The fury which had possessed her earlier was gone. She was as utterly, queerly calm as the day when she had stood in an old-fashioned bedroom at Stedman Circle and watched—
With decision but no hurry, a woman who had made up her mind to go on into the cocktail lounge and secure a table while she waited for her companion, Celia passed the desk and turned to her right in the direction of the corridor with the soft gold sign that said “The Wreath Room.” There was also a powder room along the way, and public telephone booths, and a mirrored little alcove and, at the far end of the corridor, an exit onto one of the terraces that ran along the back of the lodge.
The propped-wide glass door of the cocktail lounge, as she passed it, gave Celia what was in effect an around-the-corner reflection of a portion of the lobby. The woman in gray tweed was no longer there, and the wing chair was empty. In an ashtray on the table beside it, a cigarette which had been only partially extinguished out of carelessness or haste was sending up a furred column of smoke.
Celia did not dare turn her head. She gave a quick little wave at the untenanted terrace in its fringe of darkness and slipped rapidly through the door.
The iron purpose that had left no room for rage was also a shield against the cold, deepened by a wind that Celia hadn’t noticed in the taxi or the protected forecourt. If anything she felt the icy brush of it reassuring, an ally against whoever it was who had just emerged from The Priory behind her, making a pulse of paler gold on the flagstones like someone breathing on a flame. The woman in gray? The occupant of the wing chair?
On her brief visit here three days earlier, with Adelaide addressing the manager firmly about the wedding arrangements, Celia had stood at a window and noted without any particular interest a small artificial pond, sunken and iron-railed, behind a wing of the lodge. She had thought idly at the time that as it was obviously too small for skating it must have some decorative display in the summer—goldfish, or birds, or lilies. At present, and especially so in her mind’s eye for the last hour, it was a frozen lightless gray under blown veils of snow, no more hospitable than concrete to someone crashing heavily down onto it.
Celia turned left in the almost total blackness of the night, guided by the pale stiff ruffle of snow left from the clearing of the brick path. And in the distance behind her, in a voice half blown away by the wind, someone called her name.
Celia’s heart gave a great pound of triumph, because although she had imagined that she heard or felt a faint impact of following feet along the path, and even a click that might have been a woman’s high heel coming incautiously down, there was always the possibility that the pursuer had suddenly sensed danger, and realized that the pretense of flight was a deadly ploy with certain animals. She did not halt or even slow beyond the necessary few seconds to fumble the gas gun out of her bag, because the trap was now only yards away: the rigid bars of the railing around the lake, and the pale curls of frozen snow in the staggery shape that was a pinon tree at one side of the stone steps down. She reached the tree and crouched beside it, gloved finger on the plastic trigger.
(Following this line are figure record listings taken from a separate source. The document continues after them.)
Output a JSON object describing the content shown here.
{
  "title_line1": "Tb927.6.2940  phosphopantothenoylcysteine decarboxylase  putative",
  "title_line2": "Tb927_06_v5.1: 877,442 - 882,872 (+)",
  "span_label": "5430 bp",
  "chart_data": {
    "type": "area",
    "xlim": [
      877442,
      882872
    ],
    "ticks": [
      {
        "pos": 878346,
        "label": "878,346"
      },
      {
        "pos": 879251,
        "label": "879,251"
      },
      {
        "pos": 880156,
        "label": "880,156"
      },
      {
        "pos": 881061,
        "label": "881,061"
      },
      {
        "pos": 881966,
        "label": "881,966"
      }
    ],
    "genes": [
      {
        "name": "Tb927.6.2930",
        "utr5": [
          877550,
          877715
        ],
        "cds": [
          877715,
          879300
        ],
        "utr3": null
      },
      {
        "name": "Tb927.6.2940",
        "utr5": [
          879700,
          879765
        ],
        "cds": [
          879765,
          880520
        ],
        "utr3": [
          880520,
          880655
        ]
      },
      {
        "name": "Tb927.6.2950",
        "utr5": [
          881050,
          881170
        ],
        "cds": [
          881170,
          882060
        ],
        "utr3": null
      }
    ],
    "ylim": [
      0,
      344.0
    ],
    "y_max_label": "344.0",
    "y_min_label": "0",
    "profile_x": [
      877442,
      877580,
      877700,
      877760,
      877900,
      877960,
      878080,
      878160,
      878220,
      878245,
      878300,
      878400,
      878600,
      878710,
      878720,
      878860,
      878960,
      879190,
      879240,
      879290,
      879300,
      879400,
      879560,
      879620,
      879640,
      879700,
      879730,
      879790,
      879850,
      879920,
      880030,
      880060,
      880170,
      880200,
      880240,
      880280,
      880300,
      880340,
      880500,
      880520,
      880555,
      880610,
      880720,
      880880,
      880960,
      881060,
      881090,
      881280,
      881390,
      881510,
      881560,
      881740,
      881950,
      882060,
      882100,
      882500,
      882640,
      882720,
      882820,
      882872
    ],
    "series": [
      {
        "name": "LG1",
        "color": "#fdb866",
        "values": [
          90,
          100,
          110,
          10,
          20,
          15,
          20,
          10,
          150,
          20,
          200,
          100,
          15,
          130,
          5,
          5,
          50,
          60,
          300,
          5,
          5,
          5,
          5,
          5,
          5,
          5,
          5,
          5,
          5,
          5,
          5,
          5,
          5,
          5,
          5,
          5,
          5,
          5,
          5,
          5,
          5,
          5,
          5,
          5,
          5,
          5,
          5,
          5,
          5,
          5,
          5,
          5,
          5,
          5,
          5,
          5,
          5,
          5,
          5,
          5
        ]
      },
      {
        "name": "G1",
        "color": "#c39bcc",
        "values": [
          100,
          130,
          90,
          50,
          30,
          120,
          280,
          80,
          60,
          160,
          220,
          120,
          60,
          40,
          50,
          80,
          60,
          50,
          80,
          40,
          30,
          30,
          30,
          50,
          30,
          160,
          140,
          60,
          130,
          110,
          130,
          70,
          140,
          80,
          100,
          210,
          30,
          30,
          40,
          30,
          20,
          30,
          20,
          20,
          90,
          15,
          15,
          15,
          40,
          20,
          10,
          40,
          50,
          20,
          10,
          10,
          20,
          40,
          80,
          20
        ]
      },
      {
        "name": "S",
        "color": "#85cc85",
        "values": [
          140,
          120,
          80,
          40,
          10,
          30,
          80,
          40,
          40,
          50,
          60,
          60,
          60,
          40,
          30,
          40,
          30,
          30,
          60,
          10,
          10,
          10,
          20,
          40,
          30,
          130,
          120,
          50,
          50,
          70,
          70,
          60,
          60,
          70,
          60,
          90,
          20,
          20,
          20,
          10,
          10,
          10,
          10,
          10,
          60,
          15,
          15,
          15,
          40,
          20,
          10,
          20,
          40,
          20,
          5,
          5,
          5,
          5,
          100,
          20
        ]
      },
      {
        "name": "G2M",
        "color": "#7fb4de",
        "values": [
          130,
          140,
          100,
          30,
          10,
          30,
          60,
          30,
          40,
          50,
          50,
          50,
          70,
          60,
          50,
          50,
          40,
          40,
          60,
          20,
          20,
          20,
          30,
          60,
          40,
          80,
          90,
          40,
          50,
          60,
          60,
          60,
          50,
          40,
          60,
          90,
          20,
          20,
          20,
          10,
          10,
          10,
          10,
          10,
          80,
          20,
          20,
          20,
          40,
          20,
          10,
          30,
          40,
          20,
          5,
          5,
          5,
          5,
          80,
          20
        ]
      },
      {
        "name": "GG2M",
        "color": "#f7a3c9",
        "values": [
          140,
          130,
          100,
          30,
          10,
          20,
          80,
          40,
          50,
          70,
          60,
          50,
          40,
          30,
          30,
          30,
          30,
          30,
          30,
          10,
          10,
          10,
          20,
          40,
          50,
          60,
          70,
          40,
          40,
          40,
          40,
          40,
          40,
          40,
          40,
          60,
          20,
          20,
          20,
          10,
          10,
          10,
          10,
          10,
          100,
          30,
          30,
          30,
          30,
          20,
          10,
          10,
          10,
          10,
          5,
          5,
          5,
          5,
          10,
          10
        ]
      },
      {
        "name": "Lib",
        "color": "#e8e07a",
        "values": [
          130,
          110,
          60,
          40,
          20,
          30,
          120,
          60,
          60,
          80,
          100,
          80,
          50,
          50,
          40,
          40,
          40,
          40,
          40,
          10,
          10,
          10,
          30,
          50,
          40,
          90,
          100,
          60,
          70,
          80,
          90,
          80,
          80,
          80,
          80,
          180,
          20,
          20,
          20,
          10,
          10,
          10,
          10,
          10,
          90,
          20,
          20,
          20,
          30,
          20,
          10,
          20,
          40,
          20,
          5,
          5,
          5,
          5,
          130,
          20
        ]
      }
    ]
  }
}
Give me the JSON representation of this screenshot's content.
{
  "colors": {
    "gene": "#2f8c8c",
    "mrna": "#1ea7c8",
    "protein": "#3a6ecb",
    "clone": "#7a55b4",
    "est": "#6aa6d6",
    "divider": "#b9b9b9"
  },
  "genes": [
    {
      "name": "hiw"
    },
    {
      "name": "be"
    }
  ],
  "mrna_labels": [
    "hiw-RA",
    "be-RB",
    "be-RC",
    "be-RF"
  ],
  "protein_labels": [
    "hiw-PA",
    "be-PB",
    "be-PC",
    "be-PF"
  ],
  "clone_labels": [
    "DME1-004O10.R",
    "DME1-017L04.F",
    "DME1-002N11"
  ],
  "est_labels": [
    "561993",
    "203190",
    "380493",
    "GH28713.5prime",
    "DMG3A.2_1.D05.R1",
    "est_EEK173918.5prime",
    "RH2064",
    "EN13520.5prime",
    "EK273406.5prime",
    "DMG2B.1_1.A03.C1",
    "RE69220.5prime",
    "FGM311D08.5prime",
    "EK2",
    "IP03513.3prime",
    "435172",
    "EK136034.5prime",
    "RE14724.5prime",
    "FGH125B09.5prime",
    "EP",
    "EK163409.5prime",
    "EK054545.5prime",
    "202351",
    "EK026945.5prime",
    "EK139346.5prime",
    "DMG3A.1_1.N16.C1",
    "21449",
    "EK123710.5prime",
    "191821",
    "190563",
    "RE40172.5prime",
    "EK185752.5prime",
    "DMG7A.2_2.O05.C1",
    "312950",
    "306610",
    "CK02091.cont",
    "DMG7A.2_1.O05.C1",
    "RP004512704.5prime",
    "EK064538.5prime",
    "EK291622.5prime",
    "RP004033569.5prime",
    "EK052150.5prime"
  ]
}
Oddly, in view of her purpose here, she had no fear for her own physical safety. She wasn’t intended to die but to live and see her success mocked and the prize snatched away at the last minute. Celia knew, she supposed she had always known, that there was only one person capable of this calm, dry-eyed remorselessness.
. . . And here she came, scarfed like Celia, looking taller and somehow bulkier from this perspective, swinging the round darkness of her head from side to side in a baffled way. Celia had taken off the glove after all, because the gun was a household defense and not designed to accommodate wool, and now, springing to her feet, she pulled the trigger, grasped a staggering shoulder, caught the other, and pushed with all her strength.
There had been a deep convulsive sound of anger and alarm when the gun went off with a surprisingly crisp crack, but after that there was only a single thump as the figure hit the stone stairs once and then a hollow echoing knock as it struck the ice. The ice held, but Celia, filtering out her own harsh breathing, thought that there must be water underneath; nothing else could produce that drumming effect. She moved to the top of the steps, wiping her eyes although the wind had been with her and she had received only a whiff of the gas, and stared down.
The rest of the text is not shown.